When a chromite ore $(A)$ is fused with sodium carbonate in free excess of air and the product is dissolved in water,a yellow solution of compound $(B)$ is obtained. After treatment of this yellow solution with sulphuric acid,compound $(C)$ can be crystallised from the solution. When compound $(C)$ is treated with $KCl$,orange crystals of compound $(D)$ crystallise out.
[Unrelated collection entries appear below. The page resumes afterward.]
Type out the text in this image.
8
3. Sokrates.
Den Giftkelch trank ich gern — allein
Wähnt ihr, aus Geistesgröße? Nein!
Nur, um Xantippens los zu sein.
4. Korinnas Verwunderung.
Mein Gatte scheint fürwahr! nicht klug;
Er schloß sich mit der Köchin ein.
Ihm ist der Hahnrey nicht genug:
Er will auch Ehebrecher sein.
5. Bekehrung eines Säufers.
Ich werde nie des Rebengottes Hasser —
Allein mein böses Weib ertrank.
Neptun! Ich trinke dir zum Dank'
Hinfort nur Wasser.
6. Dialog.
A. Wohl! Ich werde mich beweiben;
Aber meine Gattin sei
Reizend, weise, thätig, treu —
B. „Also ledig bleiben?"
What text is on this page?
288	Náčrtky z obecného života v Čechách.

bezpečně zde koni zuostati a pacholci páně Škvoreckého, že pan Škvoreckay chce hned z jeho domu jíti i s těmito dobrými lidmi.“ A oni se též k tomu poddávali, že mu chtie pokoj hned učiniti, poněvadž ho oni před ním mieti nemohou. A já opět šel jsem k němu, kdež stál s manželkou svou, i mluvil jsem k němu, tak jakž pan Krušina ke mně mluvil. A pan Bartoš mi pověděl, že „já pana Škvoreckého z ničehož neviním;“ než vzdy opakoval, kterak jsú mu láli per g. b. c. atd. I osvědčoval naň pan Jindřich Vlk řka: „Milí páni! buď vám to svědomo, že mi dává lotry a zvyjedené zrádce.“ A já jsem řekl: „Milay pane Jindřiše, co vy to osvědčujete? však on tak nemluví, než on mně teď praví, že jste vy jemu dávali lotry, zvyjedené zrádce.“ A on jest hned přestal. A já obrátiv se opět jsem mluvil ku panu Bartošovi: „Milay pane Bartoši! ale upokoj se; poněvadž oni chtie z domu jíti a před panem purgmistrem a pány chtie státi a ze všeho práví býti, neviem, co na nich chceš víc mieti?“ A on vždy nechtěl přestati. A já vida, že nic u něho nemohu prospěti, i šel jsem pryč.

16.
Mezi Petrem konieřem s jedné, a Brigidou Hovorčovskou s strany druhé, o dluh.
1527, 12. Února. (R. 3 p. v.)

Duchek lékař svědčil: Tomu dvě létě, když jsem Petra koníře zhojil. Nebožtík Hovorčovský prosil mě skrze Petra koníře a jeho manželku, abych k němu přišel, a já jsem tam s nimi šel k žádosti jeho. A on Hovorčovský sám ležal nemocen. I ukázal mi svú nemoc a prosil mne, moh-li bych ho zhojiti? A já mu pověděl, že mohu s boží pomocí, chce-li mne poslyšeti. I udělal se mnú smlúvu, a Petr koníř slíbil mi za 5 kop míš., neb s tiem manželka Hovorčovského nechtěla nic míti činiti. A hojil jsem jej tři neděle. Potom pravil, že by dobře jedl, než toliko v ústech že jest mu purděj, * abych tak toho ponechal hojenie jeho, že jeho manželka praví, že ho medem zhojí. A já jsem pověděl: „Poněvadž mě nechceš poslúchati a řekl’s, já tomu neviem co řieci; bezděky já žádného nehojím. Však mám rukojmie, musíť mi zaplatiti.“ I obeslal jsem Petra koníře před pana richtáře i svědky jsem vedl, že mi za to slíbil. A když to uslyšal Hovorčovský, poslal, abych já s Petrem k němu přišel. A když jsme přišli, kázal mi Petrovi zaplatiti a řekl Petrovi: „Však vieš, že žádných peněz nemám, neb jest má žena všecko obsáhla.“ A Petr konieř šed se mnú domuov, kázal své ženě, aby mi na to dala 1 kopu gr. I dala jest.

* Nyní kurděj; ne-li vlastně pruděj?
Identify $A$ to $D$ and also explain the reactions.

(A) $A: FeCr_{2}O_{4}$ (Chromite ore)
$B: Na_{2}CrO_{4}$ (Sodium chromate)
$C: Na_{2}Cr_{2}O_{7}$ (Sodium dichromate)
$D: K_{2}Cr_{2}O_{7}$ (Potassium dichromate)
Reactions:
$1$. Fusion of chromite ore with sodium carbonate:
$4FeCr_{2}O_{4} + 8Na_{2}CO_{3} + 7O_{2} \rightarrow 8Na_{2}CrO_{4} + 2Fe_{2}O_{3} + 8CO_{2}$
$2$. Acidification of sodium chromate to form sodium dichromate:
$2Na_{2}CrO_{4} + 2H_{2}SO_{4} \rightarrow Na_{2}Cr_{2}O_{7} + 2Na_{2}SO_{4} + H_{2}O$
$3$. Conversion of sodium dichromate to potassium dichromate:
$Na_{2}Cr_{2}O_{7} + 2KCl \rightarrow K_{2}Cr_{2}O_{7} + 2NaCl$